“Books are to most men, now-a-days, not so much a luxury as a necessity. A home that has not its own small, yet highly prized and well used, library, must be inhabited by either poverty, or what is almost as bad, inactive and uncultivated intellect.”
The source is The Bibliomaniac,
a periodical started in Providence, R.I., by the book dealer Sidney Rider in
1867. Rider was a New England idealist, a true believer in the vivifying power
of words, though his journal lasted only three issues. His thinking and his prose have a clarity and
charm we can admire somewhat sadly from a distance, as though it belonged to
some remote stage of human evolution. Rider goes on:
“The great advantage of
education is that it trains the mind to think, gives the man something to say,
and enables him to say it in the best and most forceful way. Such education is
not derived wholly from books. Books are like guide-posts to direct the young
mind into the right road. But it depends upon the youth himself, whether he
shall find worthy or worthless things in the road which he takes. . . .
Knowledge must be digested to be of much value in the work of real education.”
Rider is an American
exponent of self-reliance but not so fierce an idealist as to equate books and reading
with true education. That resides in the sensibility of the individual
and takes many forms. It has little or nothing to do with schools attended,
degrees conferred, honorifics accompanying names. Long ago Guy Davenport warned that
we inhabit “an age when a college degree is becoming a certificate of
illiteracy.” Too many are intimidated or impressed by that parade of
initials after a name.
In “A Kingdom of Books,” about the British town Hay-on-Wye, Theodore Dalrymple writes: “I
am not a bibliophile but a bibliomaniac: I have always lived partly through
books, and now I live predominantly through them.”
I’ll accept “bibliophile” though I’m more comfortable with the humble “reader.” I’ve never been at ease with “bibliomaniac.” There’s nothing romantically attractive about madness in any form. The OED defines bibliomania as “extreme enthusiasm or passion for collecting, owning, or reading books,” and notes that the word first showed up in English in the eighteenth century. Fine distinctions – collecting and owning books are not the same as reading them. After all, books can be arranged on a shelf like bowling trophies. I’ve known book-hoarders who are not readers. Is the mere presence of good books a comfort? I’m honest enough to say yes, but it’s not a sensation I take too seriously. What I like is the company of books I have absorbed, whose contents over time I have incorporated into whatever passes for my sensibility.
My old friend Bill Healy
named his bookshop Bibliomania when he opened it in Schenectady, N.Y., in 1981.
He has since moved the business online. I bought dozens of books from Bill and
sold him even more when money was especially tight. Steven Millhauser once
visited the shop, found my former copy of W. Jackson Bate’s biography of Dr.
Johnson (thanks to my bookplate) and bought it. I once found a beat-up first
edition of Kerouac’s On the Road at a library sale, walked down the block
and sold it to Bill so I could pay the rent. A bibliomaniac likely
would have kept it. Consider what C.H. Sisson writes in “On Translating Dante,”

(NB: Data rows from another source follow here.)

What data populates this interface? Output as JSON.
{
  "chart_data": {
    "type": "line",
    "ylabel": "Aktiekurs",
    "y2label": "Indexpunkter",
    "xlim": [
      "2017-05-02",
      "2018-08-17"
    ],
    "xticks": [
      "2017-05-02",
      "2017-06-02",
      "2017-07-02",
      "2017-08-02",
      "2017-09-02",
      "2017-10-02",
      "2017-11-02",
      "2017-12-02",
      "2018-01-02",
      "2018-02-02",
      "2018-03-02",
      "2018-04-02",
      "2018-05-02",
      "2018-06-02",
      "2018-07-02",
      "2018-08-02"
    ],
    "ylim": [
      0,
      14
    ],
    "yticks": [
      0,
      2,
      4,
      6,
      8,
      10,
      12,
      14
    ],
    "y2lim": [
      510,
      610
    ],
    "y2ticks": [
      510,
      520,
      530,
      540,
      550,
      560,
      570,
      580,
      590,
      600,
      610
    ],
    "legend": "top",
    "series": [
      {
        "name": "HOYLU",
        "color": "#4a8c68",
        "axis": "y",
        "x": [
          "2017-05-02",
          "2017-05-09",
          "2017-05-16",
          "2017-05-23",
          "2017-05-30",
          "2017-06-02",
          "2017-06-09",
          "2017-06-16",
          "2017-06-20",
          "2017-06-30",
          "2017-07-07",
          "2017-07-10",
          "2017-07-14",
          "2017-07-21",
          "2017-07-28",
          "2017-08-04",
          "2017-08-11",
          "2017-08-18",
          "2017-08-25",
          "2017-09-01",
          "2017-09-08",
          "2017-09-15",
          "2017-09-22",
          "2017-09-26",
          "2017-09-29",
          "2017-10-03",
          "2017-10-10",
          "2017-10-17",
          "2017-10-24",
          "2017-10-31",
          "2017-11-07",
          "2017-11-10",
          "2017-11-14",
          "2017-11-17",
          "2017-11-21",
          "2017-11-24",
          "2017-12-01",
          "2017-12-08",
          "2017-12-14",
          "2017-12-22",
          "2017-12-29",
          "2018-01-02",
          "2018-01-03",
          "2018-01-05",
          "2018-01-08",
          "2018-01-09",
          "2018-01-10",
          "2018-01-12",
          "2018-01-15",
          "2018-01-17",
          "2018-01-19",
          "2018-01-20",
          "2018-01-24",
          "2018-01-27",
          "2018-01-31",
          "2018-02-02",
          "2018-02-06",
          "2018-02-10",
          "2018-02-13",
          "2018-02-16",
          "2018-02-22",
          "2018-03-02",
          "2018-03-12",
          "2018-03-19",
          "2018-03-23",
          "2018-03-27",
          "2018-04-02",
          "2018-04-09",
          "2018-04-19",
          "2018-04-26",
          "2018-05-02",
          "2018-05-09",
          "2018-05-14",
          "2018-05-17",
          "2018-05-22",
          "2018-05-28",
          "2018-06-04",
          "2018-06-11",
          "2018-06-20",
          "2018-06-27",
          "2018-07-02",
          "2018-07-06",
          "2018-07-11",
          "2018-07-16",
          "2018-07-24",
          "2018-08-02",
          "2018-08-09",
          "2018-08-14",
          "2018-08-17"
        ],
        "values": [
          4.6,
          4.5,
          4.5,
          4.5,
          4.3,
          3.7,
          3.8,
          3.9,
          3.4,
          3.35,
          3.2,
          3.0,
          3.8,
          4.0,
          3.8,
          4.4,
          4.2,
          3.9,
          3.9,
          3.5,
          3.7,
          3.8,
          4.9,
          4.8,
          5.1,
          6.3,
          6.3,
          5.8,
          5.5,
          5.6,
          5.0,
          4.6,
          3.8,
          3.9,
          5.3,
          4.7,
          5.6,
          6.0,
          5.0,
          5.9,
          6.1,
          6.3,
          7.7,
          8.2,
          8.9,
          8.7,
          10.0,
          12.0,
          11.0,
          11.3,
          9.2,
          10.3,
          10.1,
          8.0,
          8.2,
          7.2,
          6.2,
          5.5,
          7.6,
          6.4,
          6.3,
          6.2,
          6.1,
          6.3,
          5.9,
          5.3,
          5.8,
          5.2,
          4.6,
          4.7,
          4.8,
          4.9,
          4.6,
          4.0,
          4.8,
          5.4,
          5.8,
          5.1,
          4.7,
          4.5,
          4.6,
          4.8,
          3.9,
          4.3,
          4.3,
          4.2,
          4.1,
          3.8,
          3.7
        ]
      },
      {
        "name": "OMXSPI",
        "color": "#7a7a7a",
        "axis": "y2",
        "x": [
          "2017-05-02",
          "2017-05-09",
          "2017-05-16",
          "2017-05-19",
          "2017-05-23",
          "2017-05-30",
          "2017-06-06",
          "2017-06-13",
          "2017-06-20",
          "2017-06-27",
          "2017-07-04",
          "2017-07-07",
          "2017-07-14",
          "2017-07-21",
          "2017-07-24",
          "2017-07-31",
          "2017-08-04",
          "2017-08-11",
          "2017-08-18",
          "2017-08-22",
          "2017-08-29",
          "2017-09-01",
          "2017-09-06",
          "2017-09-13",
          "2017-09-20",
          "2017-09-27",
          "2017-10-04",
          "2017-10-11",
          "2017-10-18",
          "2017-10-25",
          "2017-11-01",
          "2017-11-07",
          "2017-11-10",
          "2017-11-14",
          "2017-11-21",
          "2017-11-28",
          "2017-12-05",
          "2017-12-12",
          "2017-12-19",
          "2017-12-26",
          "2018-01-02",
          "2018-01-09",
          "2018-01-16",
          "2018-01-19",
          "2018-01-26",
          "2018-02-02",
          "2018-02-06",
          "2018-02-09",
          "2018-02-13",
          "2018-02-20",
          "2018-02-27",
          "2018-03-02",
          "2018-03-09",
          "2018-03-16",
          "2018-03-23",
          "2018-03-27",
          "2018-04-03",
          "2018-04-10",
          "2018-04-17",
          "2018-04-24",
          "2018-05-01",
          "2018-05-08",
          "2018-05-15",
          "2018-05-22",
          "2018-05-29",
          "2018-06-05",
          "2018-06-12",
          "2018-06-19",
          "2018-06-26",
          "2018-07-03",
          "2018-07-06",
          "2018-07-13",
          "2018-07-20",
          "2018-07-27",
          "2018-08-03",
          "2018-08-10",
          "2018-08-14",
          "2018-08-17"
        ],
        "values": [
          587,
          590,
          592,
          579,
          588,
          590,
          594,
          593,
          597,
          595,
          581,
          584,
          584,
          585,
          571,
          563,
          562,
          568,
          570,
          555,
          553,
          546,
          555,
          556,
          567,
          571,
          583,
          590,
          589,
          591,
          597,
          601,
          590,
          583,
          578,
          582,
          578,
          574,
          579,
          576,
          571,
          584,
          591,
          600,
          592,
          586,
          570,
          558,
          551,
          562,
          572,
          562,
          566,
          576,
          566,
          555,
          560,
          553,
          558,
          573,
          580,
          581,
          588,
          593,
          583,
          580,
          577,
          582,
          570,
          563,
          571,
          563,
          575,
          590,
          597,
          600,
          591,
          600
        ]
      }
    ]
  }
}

the introduction to his version of The Divine Comedy:
“[A]ll literary encounters have a certain unceremoniousness about them. We surround ourselves with books so that we can call up Montaigne, or Eckermann, or Virgil, or Andrew Marvell, as the mood takes us or the drift of our interests at the time suggests. There are scores or hundreds of merely casual encounters, and some of more intimate significance.”